In short, the deportation public interest debt cannot be settled, on the aggregate: by serving time in prison as found commensurate to the crime committed, by a criminal Judge; ample evidence that deportation will have devastating (harsh/cruel) effects on the family, the children and, in most cases lead to a broken home; uncontroversial background general evidence of the effect broken homes have on society in terms of youth crime and triggering cycles of deprivation.

No there is a residual debt, the public interest owed can only be sated by showing that the obliteration of a family goes beyond the expected harsh realities, no, it must be “excessively harsh”, or, “excessively cruel”. In other words the debt to civil (this seems ironic) society is paid only in those circumstances where the effect on your children is going to be so severe, so acute, that something irreversible, so damaging, that there would literally be blood on the hands of the Home Office were you to be deported in the form of your child’s / children’s physical and/or psychological existence. The criminal debt is paid by imprisonment – the removal of one’s liberty; however this residual debt, it seems, exacts a far more terrible, perverse, price.
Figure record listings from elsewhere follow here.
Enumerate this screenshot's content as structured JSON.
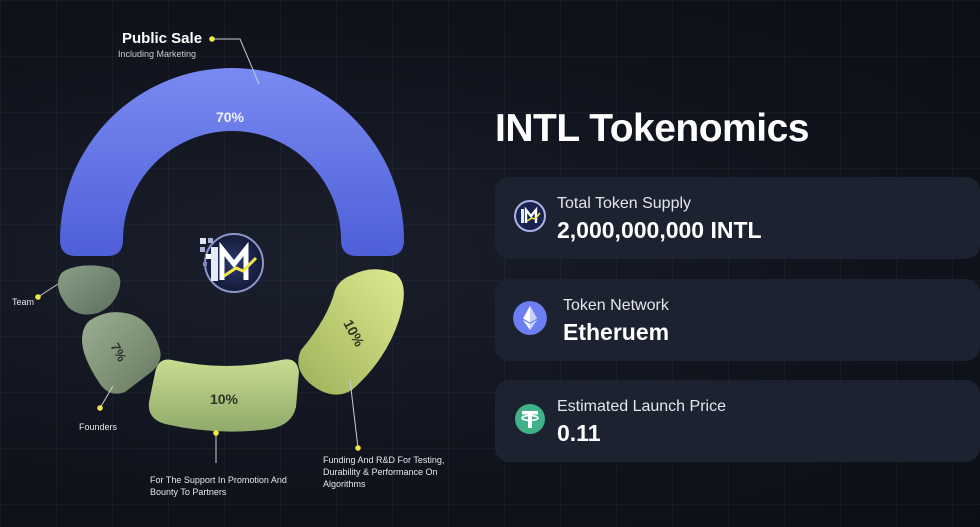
{
  "chart_data": {
    "type": "donut",
    "title": "",
    "segments": [
      {
        "name": "Public Sale",
        "subtitle": "Including Marketing",
        "value": 70,
        "value_label": "70%",
        "color": "#5a6ce6"
      },
      {
        "name": "Funding And R&D For Testing, Durability & Performance  On Algorithms",
        "value": 10,
        "value_label": "10%",
        "color": "#c4d86a"
      },
      {
        "name": "For The Support In Promotion And Bounty To Partners",
        "value": 10,
        "value_label": "10%",
        "color": "#a8c480"
      },
      {
        "name": "Founders",
        "value": 7,
        "value_label": "7%",
        "color": "#7e9478"
      },
      {
        "name": "Team",
        "value": 3,
        "value_label": "",
        "color": "#6f8672"
      }
    ]
  },
  "labels": {
    "public_sale": "Public Sale",
    "public_sale_sub": "Including Marketing",
    "team": "Team",
    "founders": "Founders",
    "support": "For The Support In Promotion And Bounty To Partners",
    "funding": "Funding And R&D For Testing, Durability & Performance  On Algorithms"
  },
  "panel": {
    "title": "INTL Tokenomics",
    "cards": [
      {
        "label": "Total Token Supply",
        "value": "2,000,000,000 INTL",
        "icon": "intl-logo-icon"
      },
      {
        "label": "Token Network",
        "value": "Etheruem",
        "icon": "ethereum-icon"
      },
      {
        "label": "Estimated Launch Price",
        "value": "0.11",
        "icon": "tether-icon"
      }
    ]
  },
  "colors": {
    "background": "#10131c",
    "card": "#1c2230",
    "leader_dot": "#f2e64a"
  }
}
I am not trying to disregard the fact that the person who has offended is responsible for his/her criminality, and that it is through that criminality, his/her family suffered, and not least the victim(s). However it is also important to revisit the fact that those tried in a criminal court, convicted and served a custodial sentence, found to be commensurate to the debt owed to society, does not balance the ledger – as it would if you were a British citizen. As such you are tried twice, in a criminal then an immigration court (if you are lucky to get that far, due to the lack of legal aid for deportation cases), and punished twice, if deported, because the public interest necessitates it. In short the public interest mandates cruelty to children, and ensuring that the punishment of sins of the father/mother are visited on the children. Society’s wrath spares not even the innocent, this is the public interest, a weaponised form of discrimination.